Tuesday, September 27, 2011

Germany Spanks Geithner,EU For 'Stupid Idea' On Euro Bailout

German finance minister Wolfgang Schauble had some harsh words for the plan US Treasury Secretary Timothy Geithner brought over from the Obama Administration to inflate the EU's bail-out machinery (EFSF) beyond its €440bn lending limit..you know, sort of what President Obama has done here.

I don't understand how anyone in the European Commission can have such a stupid idea. The result would be to endanger the AAA sovereign debt ratings of other member states.
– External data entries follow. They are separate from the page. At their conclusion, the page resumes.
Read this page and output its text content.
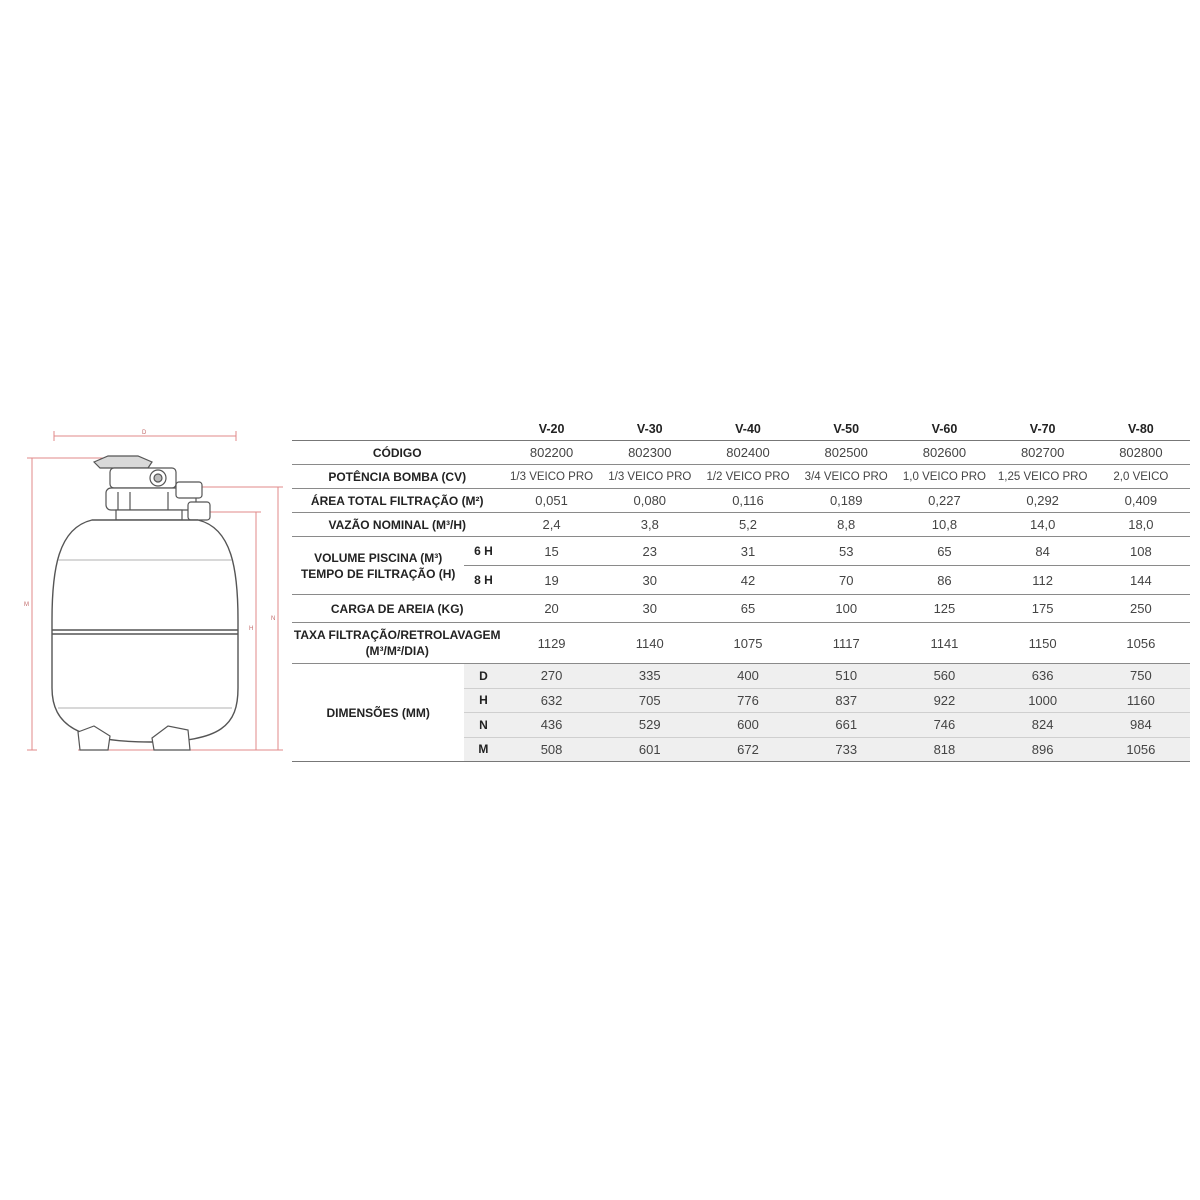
D
M
N
H
		V-20	V-30	V-40	V-50	V-60	V-70	V-80
CÓDIGO		802200	802300	802400	802500	802600	802700	802800
POTÊNCIA BOMBA (CV)		1/3 VEICO PRO	1/3 VEICO PRO	1/2 VEICO PRO	3/4 VEICO PRO	1,0 VEICO PRO	1,25 VEICO PRO	2,0 VEICO
ÁREA TOTAL FILTRAÇÃO (M²)		0,051	0,080	0,116	0,189	0,227	0,292	0,409
VAZÃO NOMINAL (M³/H)		2,4	3,8	5,2	8,8	10,8	14,0	18,0

VOLUME PISCINA (M³)
TEMPO DE FILTRAÇÃO (H)	6 H	15	23	31	53	65	84	108
	8 H	19	30	42	70	86	112	144
CARGA DE AREIA (KG)		20	30	65	100	125	175	250

TAXA FILTRAÇÃO/RETROLAVAGEM
(M³/M²/DIA)		1129	1140	1075	1117	1141	1150	1056
DIMENSÕES (MM)	D	270	335	400	510	560	636	750
	H	632	705	776	837	922	1000	1160
	N	436	529	600	661	746	824	984
	M	508	601	672	733	818	896	1056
It makes no sense," he said.

Mr Schauble told Washington to mind its own business after President Barack Obama rebuked EU leaders for failing to recapitalise banks and allowing the debt crisis to escalate to the point where it is "scaring the world".

"It's always much easier to give advice to others than to decide for yourself. I am well prepared to give advice to the US government," he said.

Ziemlich klar!

As I mentioned before, the Germans have finally revolted and there no way they're going to trash their own economy to bail out Greece, Spain, Ireland or Italy any further. The first scheme, involving eurobonds with Germany's tax payers subsidizing the interest rates was DOA, and pumping up the EFSF artificially isn't going to fly either.
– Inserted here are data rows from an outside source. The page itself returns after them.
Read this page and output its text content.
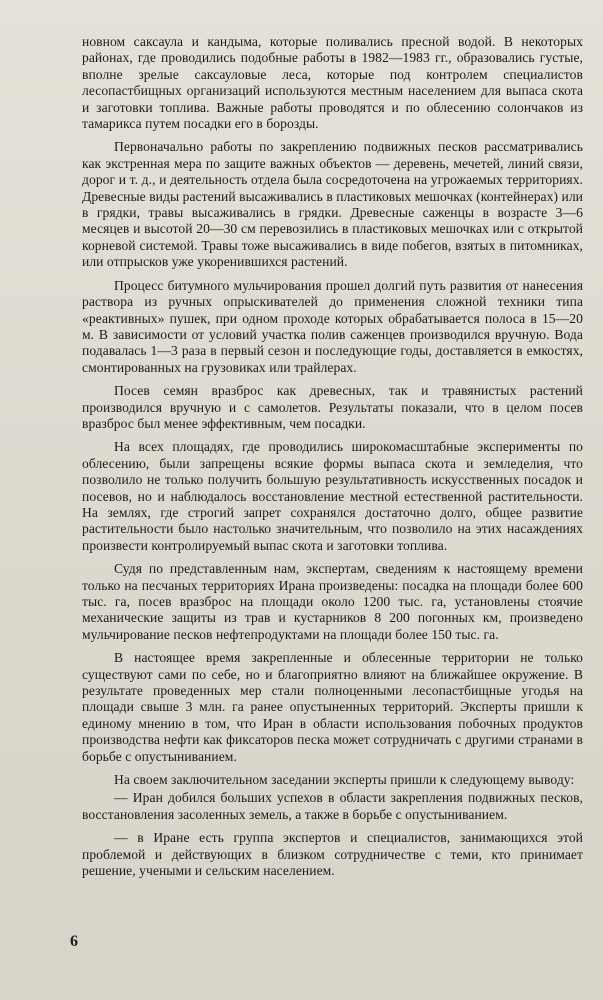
новном саксаула и кандыма, которые поливались пресной водой. В некоторых районах, где проводились подобные работы в 1982—1983 гг., образовались густые, вполне зрелые саксауловые леса, которые под контролем специалистов лесопастбищных организаций используются местным населением для выпаса скота и заготовки топлива. Важные работы проводятся и по облесению солончаков из тамарикса путем посадки его в борозды.

Первоначально работы по закреплению подвижных песков рассматривались как экстренная мера по защите важных объектов — деревень, мечетей, линий связи, дорог и т. д., и деятельность отдела была сосредоточена на угрожаемых территориях. Древесные виды растений высаживались в пластиковых мешочках (контейнерах) или в грядки, травы высаживались в грядки. Древесные саженцы в возрасте 3—6 месяцев и высотой 20—30 см перевозились в пластиковых мешочках или с открытой корневой системой. Травы тоже высаживались в виде побегов, взятых в питомниках, или отпрысков уже укоренившихся растений.

Процесс битумного мульчирования прошел долгий путь развития от нанесения раствора из ручных опрыскивателей до применения сложной техники типа «реактивных» пушек, при одном проходе которых обрабатывается полоса в 15—20 м. В зависимости от условий участка полив саженцев производился вручную. Вода подавалась 1—3 раза в первый сезон и последующие годы, доставляется в емкостях, смонтированных на грузовиках или трайлерах.

Посев семян вразброс как древесных, так и травянистых растений производился вручную и с самолетов. Результаты показали, что в целом посев вразброс был менее эффективным, чем посадки.

На всех площадях, где проводились широкомасштабные эксперименты по облесению, были запрещены всякие формы выпаса скота и земледелия, что позволило не только получить большую результативность искусственных посадок и посевов, но и наблюдалось восстановление местной естественной растительности. На землях, где строгий запрет сохранялся достаточно долго, общее развитие растительности было настолько значительным, что позволило на этих насаждениях произвести контролируемый выпас скота и заготовки топлива.

Судя по представленным нам, экспертам, сведениям к настоящему времени только на песчаных территориях Ирана произведены: посадка на площади более 600 тыс. га, посев вразброс на площади около 1200 тыс. га, установлены стоячие механические защиты из трав и кустарников 8 200 погонных км, произведено мульчирование песков нефтепродуктами на площади более 150 тыс. га.

В настоящее время закрепленные и облесенные территории не только существуют сами по себе, но и благоприятно влияют на ближайшее окружение. В результате проведенных мер стали полноценными лесопастбищные угодья на площади свыше 3 млн. га ранее опустыненных территорий. Эксперты пришли к единому мнению в том, что Иран в области использования побочных продуктов производства нефти как фиксаторов песка может сотрудничать с другими странами в борьбе с опустыниванием.

На своем заключительном заседании эксперты пришли к следующему выводу:

— Иран добился больших успехов в области закрепления подвижных песков, восстановления засоленных земель, а также в борьбе с опустыниванием.

— в Иране есть группа экспертов и специалистов, занимающихся этой проблемой и действующих в близком сотрудничестве с теми, кто принимает решение, учеными и сельским населением.

6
The euro is doomed...it's only survived this long because the Fed is propping the euro up with 'dollar swaps', which means the Fed is buying euros for dollars at an artificial rate to keep it from crashing through the floor. That's literally the Old Jack and the Beanstalk trade in real life, with billions at stake.

Greece will almost certainly default, even though Greek PM George Papandreou vowed that his country would honor its austerity agreement. However, it's highly unlikely, and once Greece goes, it will likely take the rest of the euro zone with it, because it will provide a precedent to the other member nations who are now in deep economic trouble.